Posted By Administration, Tuesday, December 23, 2014

  

The Families & Health Blog is 3 years old this month! And unlike a normal 3 year old, we can actually reminisce about the last year.

There have been many excellent blog posts this past year. A big thanks to all of our writers who generously contribute their time and energy to promoting topics related to families and health care. 

Take a moment this holiday break to re-read or read for the first time some excellent posts from the last twelve months.

If you or someone you know is wrestling with mixed emotions following the loss of a loved one, read Barry Jacobs' post Wooden Box. His story offers a poignant example of the complexity of loss. 

According to Suzanne Mintz, the words we use in health care matter! Her insight and passion are captivating. 

Do you work with couples facing chronic or terminal illness? Read this terrific interview of Evan Imber-Black, who carries a wealth of wisdom and experience for struggling couples (and therapists).

We had excellent posts from some of our first time writers. Noah Gagner wrote about his early experiences as a therapist in training. Wendy Wray provided some excellent information about the growing field of neurobiology. Ruth Nutting made the case for promoting collaborative care to address the health disparities in society. Katie Rootes and Ariel Jones made a persuasive argument for developing cultural attunement in collaborative care work. 

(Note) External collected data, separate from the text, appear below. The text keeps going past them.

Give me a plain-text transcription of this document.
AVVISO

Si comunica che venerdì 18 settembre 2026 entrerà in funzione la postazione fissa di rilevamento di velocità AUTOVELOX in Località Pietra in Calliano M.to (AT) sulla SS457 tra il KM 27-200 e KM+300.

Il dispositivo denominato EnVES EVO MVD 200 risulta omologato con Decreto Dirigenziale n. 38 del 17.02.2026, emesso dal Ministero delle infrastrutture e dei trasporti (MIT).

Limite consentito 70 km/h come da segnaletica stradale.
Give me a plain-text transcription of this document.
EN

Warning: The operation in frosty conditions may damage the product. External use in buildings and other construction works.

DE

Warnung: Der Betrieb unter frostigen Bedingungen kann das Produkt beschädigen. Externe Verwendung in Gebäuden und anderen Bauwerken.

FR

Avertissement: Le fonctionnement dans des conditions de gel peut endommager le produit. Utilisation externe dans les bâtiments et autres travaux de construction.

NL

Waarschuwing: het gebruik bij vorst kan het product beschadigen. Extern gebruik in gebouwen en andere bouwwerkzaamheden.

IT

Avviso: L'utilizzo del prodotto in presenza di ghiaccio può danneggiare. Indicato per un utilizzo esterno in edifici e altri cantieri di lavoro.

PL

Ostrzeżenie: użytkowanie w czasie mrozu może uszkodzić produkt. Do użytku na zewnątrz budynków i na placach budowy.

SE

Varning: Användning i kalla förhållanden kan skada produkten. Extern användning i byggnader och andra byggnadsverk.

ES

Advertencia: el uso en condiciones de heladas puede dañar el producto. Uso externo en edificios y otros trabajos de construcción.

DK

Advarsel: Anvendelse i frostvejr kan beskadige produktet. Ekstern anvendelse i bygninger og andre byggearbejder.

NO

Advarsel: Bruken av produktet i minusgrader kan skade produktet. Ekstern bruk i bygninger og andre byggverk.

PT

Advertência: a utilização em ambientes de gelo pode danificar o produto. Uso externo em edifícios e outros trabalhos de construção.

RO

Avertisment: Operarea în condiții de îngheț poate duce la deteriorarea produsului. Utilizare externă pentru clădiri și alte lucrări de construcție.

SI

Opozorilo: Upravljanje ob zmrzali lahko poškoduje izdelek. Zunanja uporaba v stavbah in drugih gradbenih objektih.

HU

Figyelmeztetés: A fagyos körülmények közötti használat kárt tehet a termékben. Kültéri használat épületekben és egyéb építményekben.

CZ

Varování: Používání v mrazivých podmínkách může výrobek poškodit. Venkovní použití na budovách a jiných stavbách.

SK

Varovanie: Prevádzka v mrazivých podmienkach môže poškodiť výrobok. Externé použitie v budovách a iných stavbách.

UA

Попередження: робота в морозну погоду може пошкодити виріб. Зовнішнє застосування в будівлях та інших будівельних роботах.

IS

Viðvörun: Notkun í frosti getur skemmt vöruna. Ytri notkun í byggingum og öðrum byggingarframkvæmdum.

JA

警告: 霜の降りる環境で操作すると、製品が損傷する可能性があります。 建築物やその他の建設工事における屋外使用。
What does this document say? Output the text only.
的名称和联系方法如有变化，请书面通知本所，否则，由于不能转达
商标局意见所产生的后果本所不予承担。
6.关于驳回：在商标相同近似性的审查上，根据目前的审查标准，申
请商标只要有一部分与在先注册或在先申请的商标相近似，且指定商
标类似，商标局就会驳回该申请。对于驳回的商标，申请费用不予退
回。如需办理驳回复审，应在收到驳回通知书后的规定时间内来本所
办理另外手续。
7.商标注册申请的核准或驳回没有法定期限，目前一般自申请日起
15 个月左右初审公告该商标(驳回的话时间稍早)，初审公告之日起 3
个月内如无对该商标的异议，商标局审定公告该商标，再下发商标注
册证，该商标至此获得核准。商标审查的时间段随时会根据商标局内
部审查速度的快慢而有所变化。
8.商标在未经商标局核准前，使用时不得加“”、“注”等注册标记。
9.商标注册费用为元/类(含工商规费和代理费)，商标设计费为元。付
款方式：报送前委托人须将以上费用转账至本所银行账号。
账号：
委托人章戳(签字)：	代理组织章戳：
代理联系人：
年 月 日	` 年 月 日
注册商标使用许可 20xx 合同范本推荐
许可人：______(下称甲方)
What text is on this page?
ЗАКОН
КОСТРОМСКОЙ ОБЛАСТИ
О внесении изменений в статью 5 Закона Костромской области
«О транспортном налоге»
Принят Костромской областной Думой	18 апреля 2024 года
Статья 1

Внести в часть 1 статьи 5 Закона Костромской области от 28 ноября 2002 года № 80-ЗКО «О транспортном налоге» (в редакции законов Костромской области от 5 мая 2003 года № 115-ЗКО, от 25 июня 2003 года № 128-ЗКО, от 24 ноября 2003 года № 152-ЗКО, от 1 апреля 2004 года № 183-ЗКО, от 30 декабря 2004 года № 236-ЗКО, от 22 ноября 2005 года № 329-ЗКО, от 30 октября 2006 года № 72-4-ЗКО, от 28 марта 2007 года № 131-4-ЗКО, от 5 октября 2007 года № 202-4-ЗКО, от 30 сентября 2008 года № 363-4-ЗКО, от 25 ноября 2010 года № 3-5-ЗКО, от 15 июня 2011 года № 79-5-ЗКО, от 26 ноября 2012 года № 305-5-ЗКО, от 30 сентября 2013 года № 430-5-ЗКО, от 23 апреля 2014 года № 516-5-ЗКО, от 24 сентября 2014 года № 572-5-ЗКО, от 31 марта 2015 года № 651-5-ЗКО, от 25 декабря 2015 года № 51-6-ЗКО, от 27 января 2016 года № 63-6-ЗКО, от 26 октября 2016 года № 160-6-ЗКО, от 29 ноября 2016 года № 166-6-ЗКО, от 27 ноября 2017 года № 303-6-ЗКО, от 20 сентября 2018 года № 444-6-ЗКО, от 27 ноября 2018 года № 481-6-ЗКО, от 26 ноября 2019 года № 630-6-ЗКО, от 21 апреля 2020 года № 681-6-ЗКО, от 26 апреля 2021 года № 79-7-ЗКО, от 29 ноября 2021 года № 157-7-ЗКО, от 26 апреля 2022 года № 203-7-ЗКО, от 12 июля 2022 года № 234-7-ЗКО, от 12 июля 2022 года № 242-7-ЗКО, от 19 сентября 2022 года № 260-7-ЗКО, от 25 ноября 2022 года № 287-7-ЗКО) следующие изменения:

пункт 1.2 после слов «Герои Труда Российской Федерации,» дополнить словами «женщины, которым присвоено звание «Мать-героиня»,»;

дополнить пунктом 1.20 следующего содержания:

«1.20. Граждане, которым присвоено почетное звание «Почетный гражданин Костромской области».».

There were also a few pieces specifically targeted toward family-centered care. Read these for some excellent ideas on how to better involve family members in patient care. Leatrice Sherer wrote a fantastic success story in which she worked with the medical team and a care manager to help a Hmong family. Kaitlin Leckie effectively argues for taking integrated care to the next level with more family involvement. Finally, Irina Kolobova and Jennifer Hodgson offered some expert technical assistance on how to actually involve family members in patient care.